Com a mudança, os empreendimentos tiveram de registrar no sistema do governo federal, de maneira unificada, dados sobre os funcionários, como folhas de pagamento e contribuições previdenciárias.
— Para cumprir as exigências do eSocial, alguns condomínios passaram a procurar mais as imobiliárias, que tiveram de aumentar as contratações — conta Carolina.
Em 2019, o avanço do trabalho intermitente também chamou atenção no Estado. Parte da reforma trabalhista, a modalidade permite contratações sem jornada e salários fixos. Desde que entrou em vigor, no fim de 2017, virou alvo de polêmica. Sindicatos que representam trabalhadores apontam precarização nos contratos, enquanto lideranças empresariais enxergam forma de modernização.
Em 2019, o trabalho intermitente gerou saldo de 4,5 mil vagas, o que corresponde a 22,1% do total de 20,4 mil postos formais.
— A opção reduziu custos de contratação. Os primeiros empregos preenchidos após uma crise são aqueles mais flexíveis ou informais. Quando a recuperação da economia ficar mais robusta, devemos observar impacto maior sobre as demais vagas — diz o economista Guilherme Stein, professor da Unisinos.
Com qualificação, chance maior de ser contratado
A busca por qualificação é uma das principais dicas para quem deseja encontrar novo emprego, indicam especialistas em recursos humanos (RH).
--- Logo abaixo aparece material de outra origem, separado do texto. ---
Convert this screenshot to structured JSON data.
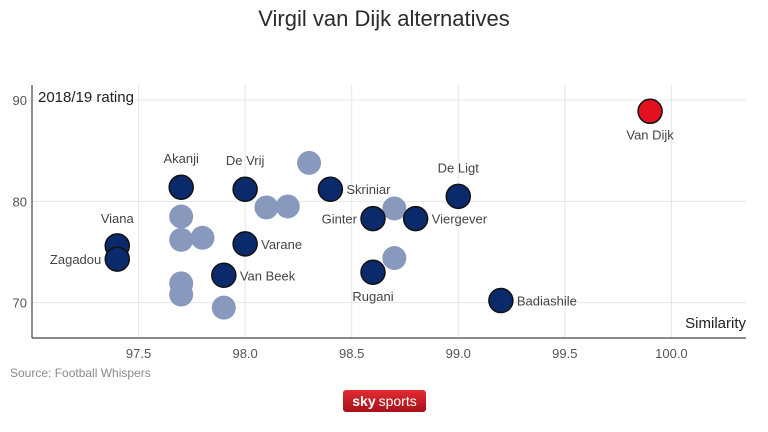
{
  "source": "Source: Football Whispers",
  "logo": {
    "word1": "sky",
    "word2": "sports"
  },
  "chart_data": {
    "type": "scatter",
    "title": "Virgil van Dijk alternatives",
    "xlabel": "Similarity",
    "ylabel": "2018/19 rating",
    "xlim": [
      97.0,
      100.35
    ],
    "ylim": [
      66.5,
      91.5
    ],
    "xticks": [
      "97.5",
      "98.0",
      "98.5",
      "99.0",
      "99.5",
      "100.0"
    ],
    "yticks": [
      "70",
      "80",
      "90"
    ],
    "grid": true,
    "colors": {
      "highlight": "#e3101f",
      "labeled": "#0a2a6b",
      "unlabeled": "#8899bd"
    },
    "points": [
      {
        "name": "Van Dijk",
        "x": 99.9,
        "y": 88.9,
        "group": "highlight"
      },
      {
        "name": "De Ligt",
        "x": 99.0,
        "y": 80.5,
        "group": "labeled"
      },
      {
        "name": "Viergever",
        "x": 98.8,
        "y": 78.3,
        "group": "labeled"
      },
      {
        "name": "Ginter",
        "x": 98.6,
        "y": 78.3,
        "group": "labeled"
      },
      {
        "name": "Skriniar",
        "x": 98.4,
        "y": 81.2,
        "group": "labeled"
      },
      {
        "name": "De Vrij",
        "x": 98.0,
        "y": 81.2,
        "group": "labeled"
      },
      {
        "name": "Akanji",
        "x": 97.7,
        "y": 81.4,
        "group": "labeled"
      },
      {
        "name": "Varane",
        "x": 98.0,
        "y": 75.8,
        "group": "labeled"
      },
      {
        "name": "Van Beek",
        "x": 97.9,
        "y": 72.7,
        "group": "labeled"
      },
      {
        "name": "Rugani",
        "x": 98.6,
        "y": 73.0,
        "group": "labeled"
      },
      {
        "name": "Badiashile",
        "x": 99.2,
        "y": 70.2,
        "group": "labeled"
      },
      {
        "name": "Viana",
        "x": 97.4,
        "y": 75.6,
        "group": "labeled"
      },
      {
        "name": "Zagadou",
        "x": 97.4,
        "y": 74.3,
        "group": "labeled"
      },
      {
        "name": "",
        "x": 98.3,
        "y": 83.8,
        "group": "unlabeled"
      },
      {
        "name": "",
        "x": 98.1,
        "y": 79.4,
        "group": "unlabeled"
      },
      {
        "name": "",
        "x": 98.2,
        "y": 79.5,
        "group": "unlabeled"
      },
      {
        "name": "",
        "x": 98.7,
        "y": 79.3,
        "group": "unlabeled"
      },
      {
        "name": "",
        "x": 97.7,
        "y": 78.5,
        "group": "unlabeled"
      },
      {
        "name": "",
        "x": 97.7,
        "y": 76.2,
        "group": "unlabeled"
      },
      {
        "name": "",
        "x": 97.8,
        "y": 76.4,
        "group": "unlabeled"
      },
      {
        "name": "",
        "x": 98.7,
        "y": 74.4,
        "group": "unlabeled"
      },
      {
        "name": "",
        "x": 97.7,
        "y": 71.9,
        "group": "unlabeled"
      },
      {
        "name": "",
        "x": 97.7,
        "y": 70.8,
        "group": "unlabeled"
      },
      {
        "name": "",
        "x": 97.9,
        "y": 69.5,
        "group": "unlabeled"
      }
    ]
  }
}
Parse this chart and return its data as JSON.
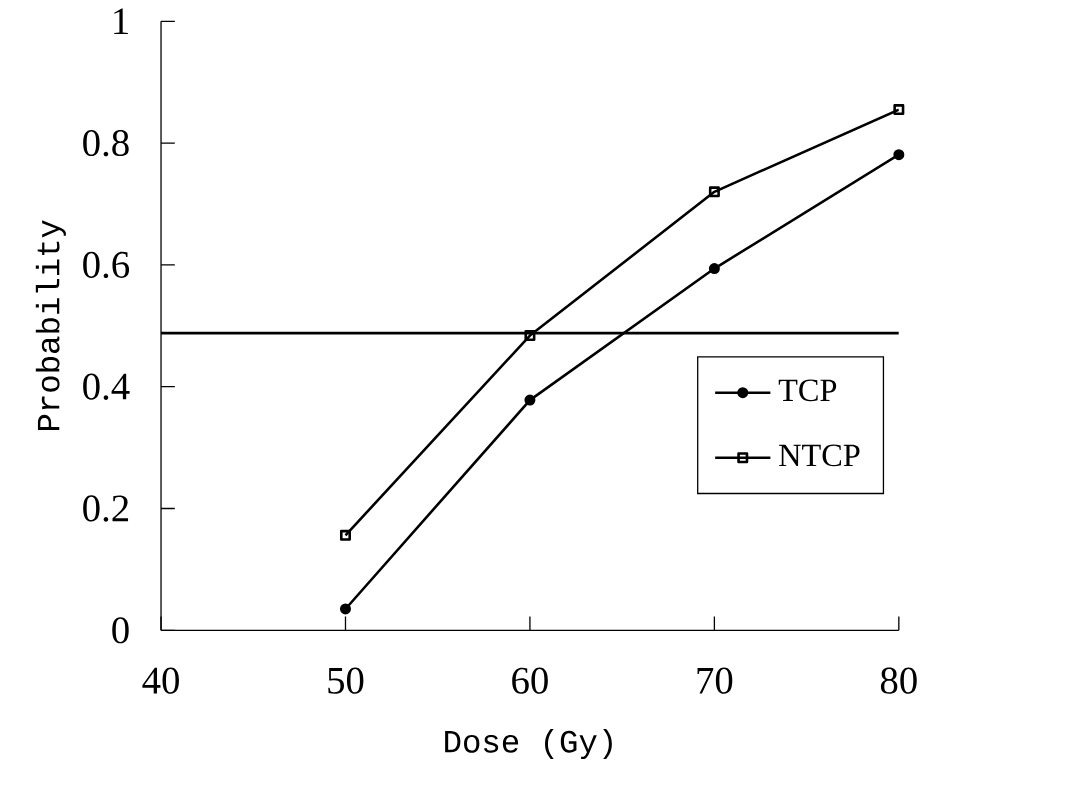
{
  "chart_data": {
    "type": "line",
    "xlabel": "Dose (Gy)",
    "ylabel": "Probability",
    "x": [
      50,
      60,
      70,
      80
    ],
    "series": [
      {
        "name": "TCP",
        "color": "#000000",
        "marker": "circle",
        "values": [
          0.035,
          0.378,
          0.594,
          0.781
        ]
      },
      {
        "name": "NTCP",
        "color": "#000000",
        "marker": "square",
        "values": [
          0.156,
          0.484,
          0.72,
          0.855
        ]
      }
    ],
    "xlim": [
      40,
      80
    ],
    "ylim": [
      0,
      1
    ],
    "xticks": [
      40,
      50,
      60,
      70,
      80
    ],
    "yticks": [
      0,
      0.2,
      0.4,
      0.6,
      0.8,
      1
    ],
    "ref_lines": [
      {
        "axis": "y",
        "value": 0.488,
        "color": "#000000"
      }
    ],
    "legend": "right",
    "grid": false
  }
}
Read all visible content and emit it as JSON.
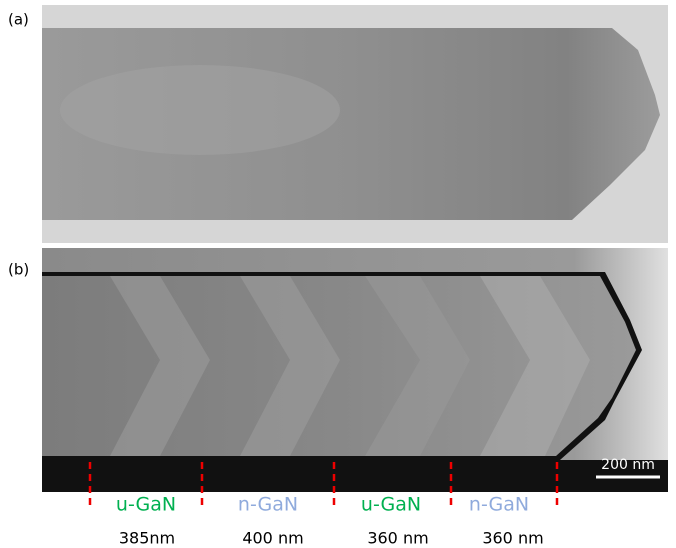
{
  "panels": [
    {
      "label": "(a)"
    },
    {
      "label": "(b)"
    }
  ],
  "scale_bar": "200 nm",
  "segments": [
    {
      "name": "u-GaN",
      "length": "385nm",
      "color": "#00b050"
    },
    {
      "name": "n-GaN",
      "length": "400 nm",
      "color": "#8faadc"
    },
    {
      "name": "u-GaN",
      "length": "360 nm",
      "color": "#00b050"
    },
    {
      "name": "n-GaN",
      "length": "360 nm",
      "color": "#8faadc"
    }
  ]
}
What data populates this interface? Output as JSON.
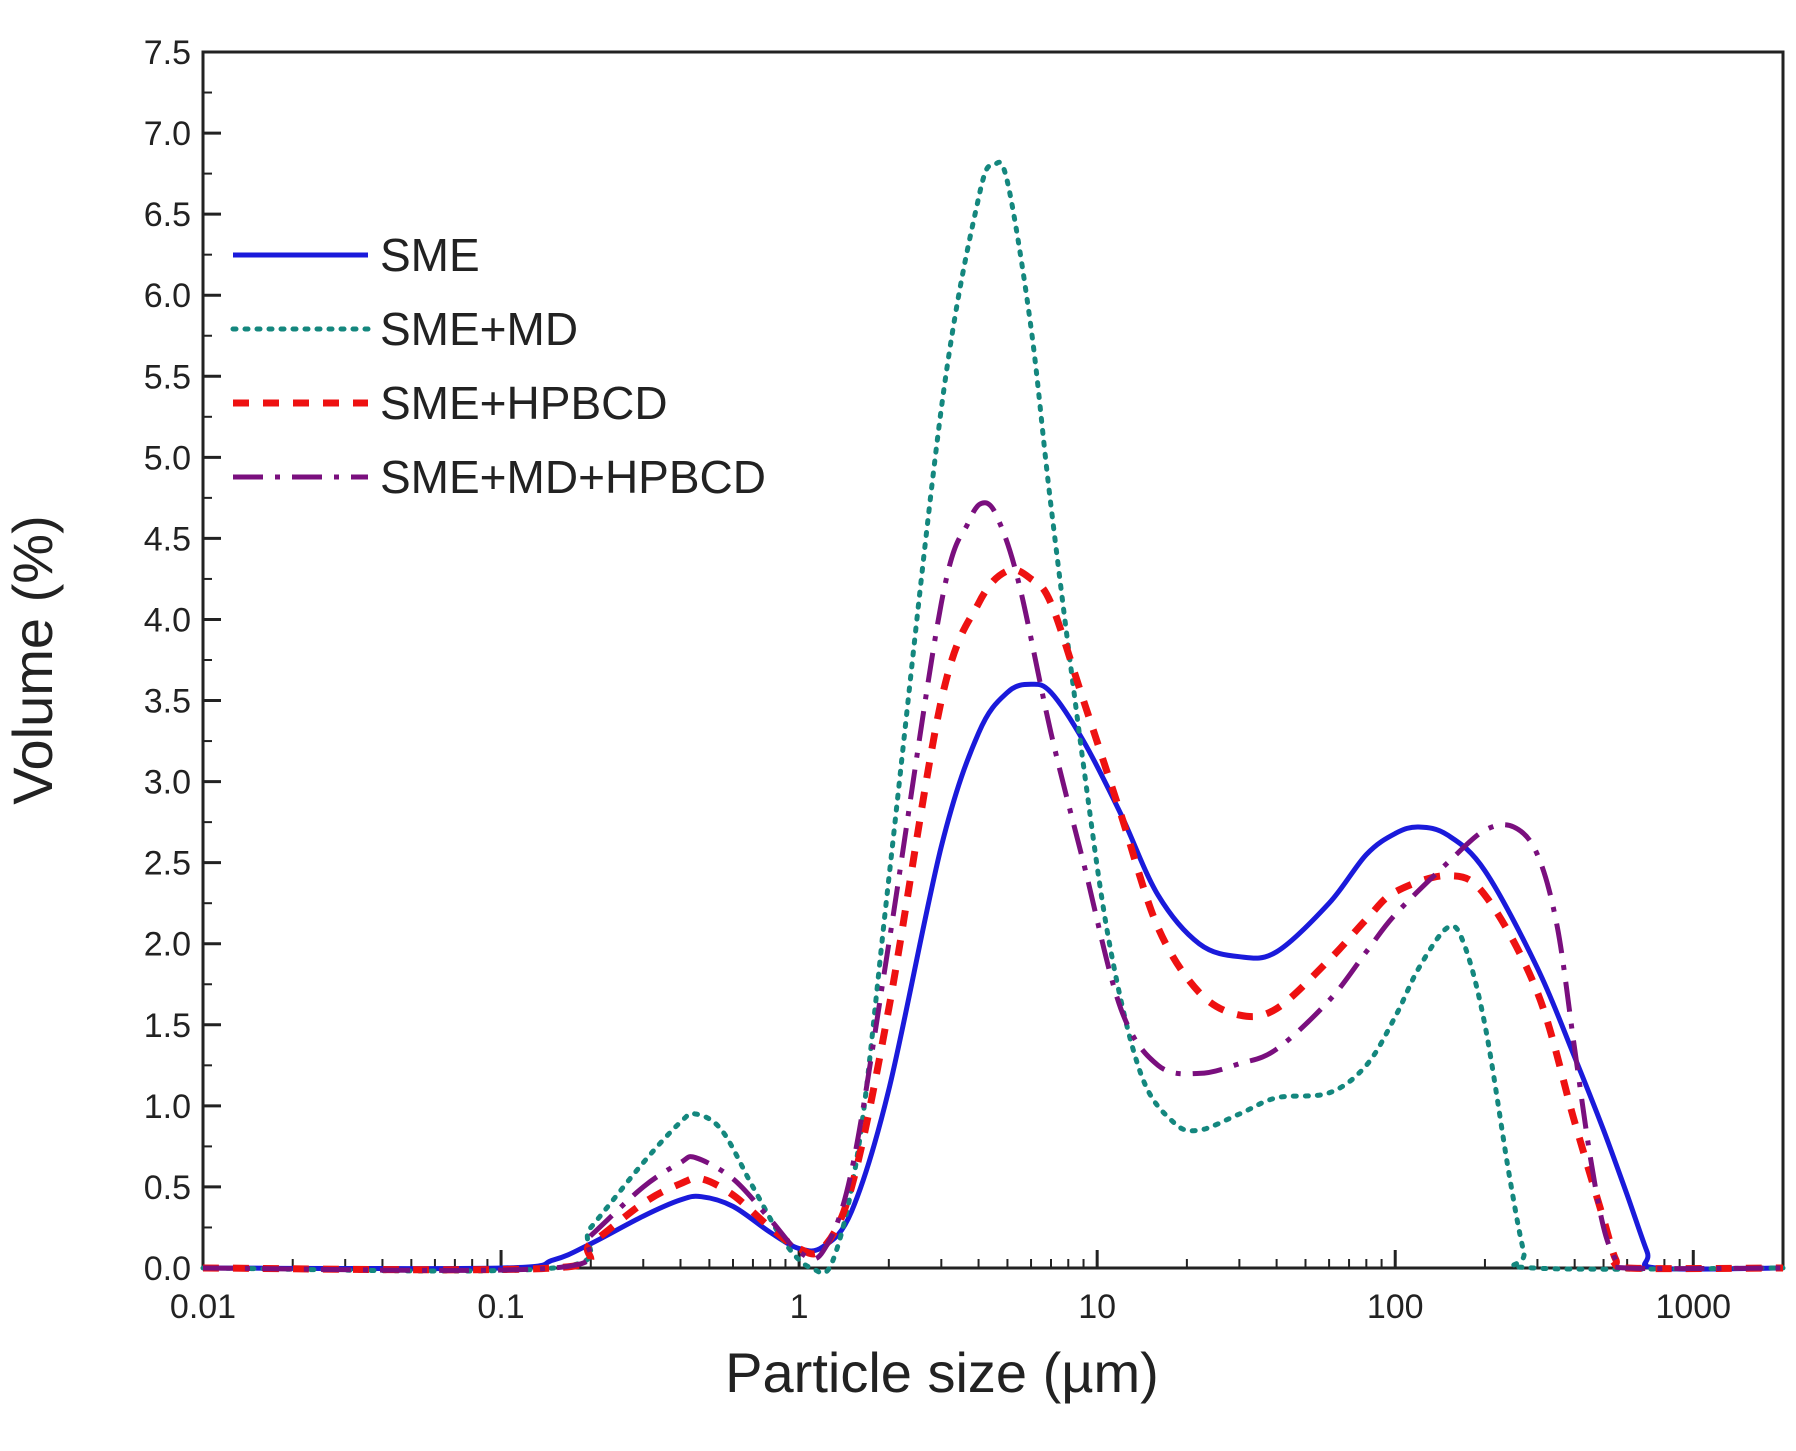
{
  "chart_data": {
    "type": "line",
    "title": "",
    "xlabel": "Particle size (µm)",
    "ylabel": "Volume (%)",
    "x_scale": "log",
    "xlim": [
      0.01,
      2000
    ],
    "ylim": [
      0,
      7.5
    ],
    "x_ticks": [
      {
        "value": 0.01,
        "label": "0.01"
      },
      {
        "value": 0.1,
        "label": "0.1"
      },
      {
        "value": 1,
        "label": "1"
      },
      {
        "value": 10,
        "label": "10"
      },
      {
        "value": 100,
        "label": "100"
      },
      {
        "value": 1000,
        "label": "1000"
      }
    ],
    "y_ticks": [
      {
        "value": 0.0,
        "label": "0.0"
      },
      {
        "value": 0.5,
        "label": "0.5"
      },
      {
        "value": 1.0,
        "label": "1.0"
      },
      {
        "value": 1.5,
        "label": "1.5"
      },
      {
        "value": 2.0,
        "label": "2.0"
      },
      {
        "value": 2.5,
        "label": "2.5"
      },
      {
        "value": 3.0,
        "label": "3.0"
      },
      {
        "value": 3.5,
        "label": "3.5"
      },
      {
        "value": 4.0,
        "label": "4.0"
      },
      {
        "value": 4.5,
        "label": "4.5"
      },
      {
        "value": 5.0,
        "label": "5.0"
      },
      {
        "value": 5.5,
        "label": "5.5"
      },
      {
        "value": 6.0,
        "label": "6.0"
      },
      {
        "value": 6.5,
        "label": "6.5"
      },
      {
        "value": 7.0,
        "label": "7.0"
      },
      {
        "value": 7.5,
        "label": "7.5"
      }
    ],
    "grid": false,
    "legend_position": "top-left",
    "series": [
      {
        "name": "SME",
        "color": "#1a1adb",
        "style": "solid",
        "points": [
          [
            0.01,
            0
          ],
          [
            0.1,
            0
          ],
          [
            0.15,
            0.05
          ],
          [
            0.2,
            0.15
          ],
          [
            0.3,
            0.32
          ],
          [
            0.4,
            0.42
          ],
          [
            0.47,
            0.44
          ],
          [
            0.6,
            0.38
          ],
          [
            0.8,
            0.22
          ],
          [
            1.0,
            0.12
          ],
          [
            1.2,
            0.13
          ],
          [
            1.5,
            0.35
          ],
          [
            2.0,
            1.1
          ],
          [
            3.0,
            2.6
          ],
          [
            4.0,
            3.3
          ],
          [
            5.0,
            3.55
          ],
          [
            6.0,
            3.6
          ],
          [
            7.0,
            3.55
          ],
          [
            9.0,
            3.25
          ],
          [
            12.0,
            2.8
          ],
          [
            16.0,
            2.3
          ],
          [
            22.0,
            2.0
          ],
          [
            30.0,
            1.92
          ],
          [
            40.0,
            1.95
          ],
          [
            60.0,
            2.25
          ],
          [
            80.0,
            2.55
          ],
          [
            100.0,
            2.68
          ],
          [
            120.0,
            2.72
          ],
          [
            150.0,
            2.67
          ],
          [
            200.0,
            2.45
          ],
          [
            300.0,
            1.85
          ],
          [
            400.0,
            1.3
          ],
          [
            500.0,
            0.85
          ],
          [
            600.0,
            0.45
          ],
          [
            700.0,
            0.1
          ],
          [
            750.0,
            0.0
          ],
          [
            2000.0,
            0.0
          ]
        ]
      },
      {
        "name": "SME+MD",
        "color": "#14877e",
        "style": "dotted",
        "points": [
          [
            0.01,
            0
          ],
          [
            0.15,
            0
          ],
          [
            0.2,
            0.25
          ],
          [
            0.3,
            0.65
          ],
          [
            0.4,
            0.9
          ],
          [
            0.45,
            0.95
          ],
          [
            0.55,
            0.85
          ],
          [
            0.7,
            0.5
          ],
          [
            0.9,
            0.15
          ],
          [
            1.1,
            0.0
          ],
          [
            1.3,
            0.05
          ],
          [
            1.6,
            0.8
          ],
          [
            2.0,
            2.4
          ],
          [
            3.0,
            5.3
          ],
          [
            4.0,
            6.6
          ],
          [
            4.5,
            6.8
          ],
          [
            5.0,
            6.7
          ],
          [
            6.0,
            5.8
          ],
          [
            7.0,
            4.7
          ],
          [
            9.0,
            3.1
          ],
          [
            11.0,
            2.0
          ],
          [
            14.0,
            1.2
          ],
          [
            18.0,
            0.9
          ],
          [
            22.0,
            0.85
          ],
          [
            30.0,
            0.95
          ],
          [
            40.0,
            1.05
          ],
          [
            60.0,
            1.08
          ],
          [
            80.0,
            1.25
          ],
          [
            100.0,
            1.55
          ],
          [
            120.0,
            1.85
          ],
          [
            150.0,
            2.1
          ],
          [
            170.0,
            2.0
          ],
          [
            200.0,
            1.5
          ],
          [
            240.0,
            0.6
          ],
          [
            270.0,
            0.1
          ],
          [
            290.0,
            0.0
          ],
          [
            2000.0,
            0.0
          ]
        ]
      },
      {
        "name": "SME+HPBCD",
        "color": "#ee1111",
        "style": "dashed",
        "points": [
          [
            0.01,
            0
          ],
          [
            0.15,
            0
          ],
          [
            0.2,
            0.15
          ],
          [
            0.3,
            0.4
          ],
          [
            0.4,
            0.52
          ],
          [
            0.47,
            0.55
          ],
          [
            0.6,
            0.45
          ],
          [
            0.8,
            0.25
          ],
          [
            1.0,
            0.12
          ],
          [
            1.2,
            0.12
          ],
          [
            1.5,
            0.5
          ],
          [
            2.0,
            1.6
          ],
          [
            3.0,
            3.5
          ],
          [
            4.0,
            4.1
          ],
          [
            5.0,
            4.3
          ],
          [
            6.0,
            4.25
          ],
          [
            7.0,
            4.1
          ],
          [
            9.0,
            3.5
          ],
          [
            12.0,
            2.8
          ],
          [
            16.0,
            2.1
          ],
          [
            22.0,
            1.7
          ],
          [
            30.0,
            1.56
          ],
          [
            40.0,
            1.6
          ],
          [
            60.0,
            1.9
          ],
          [
            80.0,
            2.15
          ],
          [
            100.0,
            2.32
          ],
          [
            150.0,
            2.42
          ],
          [
            200.0,
            2.3
          ],
          [
            300.0,
            1.7
          ],
          [
            400.0,
            0.9
          ],
          [
            500.0,
            0.3
          ],
          [
            550.0,
            0.05
          ],
          [
            600.0,
            0.0
          ],
          [
            2000.0,
            0.0
          ]
        ]
      },
      {
        "name": "SME+MD+HPBCD",
        "color": "#7a0f7e",
        "style": "dashdot",
        "points": [
          [
            0.01,
            0
          ],
          [
            0.15,
            0
          ],
          [
            0.2,
            0.2
          ],
          [
            0.3,
            0.5
          ],
          [
            0.4,
            0.65
          ],
          [
            0.45,
            0.68
          ],
          [
            0.6,
            0.55
          ],
          [
            0.8,
            0.3
          ],
          [
            1.0,
            0.1
          ],
          [
            1.2,
            0.1
          ],
          [
            1.5,
            0.6
          ],
          [
            2.0,
            2.0
          ],
          [
            3.0,
            4.1
          ],
          [
            3.7,
            4.6
          ],
          [
            4.2,
            4.72
          ],
          [
            4.7,
            4.6
          ],
          [
            5.5,
            4.2
          ],
          [
            7.0,
            3.3
          ],
          [
            9.0,
            2.5
          ],
          [
            12.0,
            1.6
          ],
          [
            16.0,
            1.25
          ],
          [
            22.0,
            1.2
          ],
          [
            30.0,
            1.26
          ],
          [
            40.0,
            1.35
          ],
          [
            60.0,
            1.65
          ],
          [
            80.0,
            1.95
          ],
          [
            100.0,
            2.18
          ],
          [
            150.0,
            2.5
          ],
          [
            200.0,
            2.7
          ],
          [
            250.0,
            2.72
          ],
          [
            300.0,
            2.55
          ],
          [
            350.0,
            2.1
          ],
          [
            400.0,
            1.35
          ],
          [
            450.0,
            0.7
          ],
          [
            500.0,
            0.25
          ],
          [
            550.0,
            0.05
          ],
          [
            600.0,
            0.0
          ],
          [
            2000.0,
            0.0
          ]
        ]
      }
    ]
  }
}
Nesse sentido, tanto atividades presenciais quanto cursos online podem incrementar o currículo e ajudar no retorno ao mercado de trabalho.
— Quem demonstra interesse e tem disposição para aprender sai na frente — argumenta Gustavo Lontra Avila, sócio-diretor da Metta Capital Humano, que tem unidade em Porto Alegre.
Para o ramo de comércio e administração de imóveis, valores mobiliários e serviços técnicos, que se destacou no mercado de trabalho gaúcho em 2019, a lógica é a mesma. Gerente do Secovi-RS, Carolina Cioccari Lannes Alves afirma que cursos de especialização em diferentes áreas do segmento imobiliário tendem a ser úteis. Organizações como o Secovi-RS promovem capacitações.
— A orientação é para que os interessados na área imobiliária busquem se especializar —frisa Carolina.
Segundo Avila, profissões ligadas à tecnologia também chamam atenção pela oferta de vagas de trabalho nos últimos meses. Outra área promissora é a de marketing, acrescenta o especialista.
— Vale lembrar que a tecnologia afeta todos os setores. Então, é preciso buscar conhecimento para sair na frente nos processos de seleção — reforça Avila.
Para quem enfrenta dificuldades e pensa em mudar de área de atuação, o especialista sugere cautela. Esse tipo de decisão costuma envolver riscos. Por isso, uma avaliação detalhada sobre possíveis benefícios e prejuízos é recomendada.
—Primeiro, é preciso analisar se a mudança será por emoção ou razão. Se a pessoa quiser ir para outra área pensando apenas no lado financeiro, a chance de dar errado é muito grande — aponta Avila.
Construção civil e indústria de transformação patinaram
Ao contrário de serviços e comércio, a construção civil e a indústria de transformação marcaram passo no Rio Grande do Sul em 2019. No acumulado do ano passado, os dois setores voltaram a amargar saldo negativo de empregos formais. Ou seja, demitiram mais do que contrataram.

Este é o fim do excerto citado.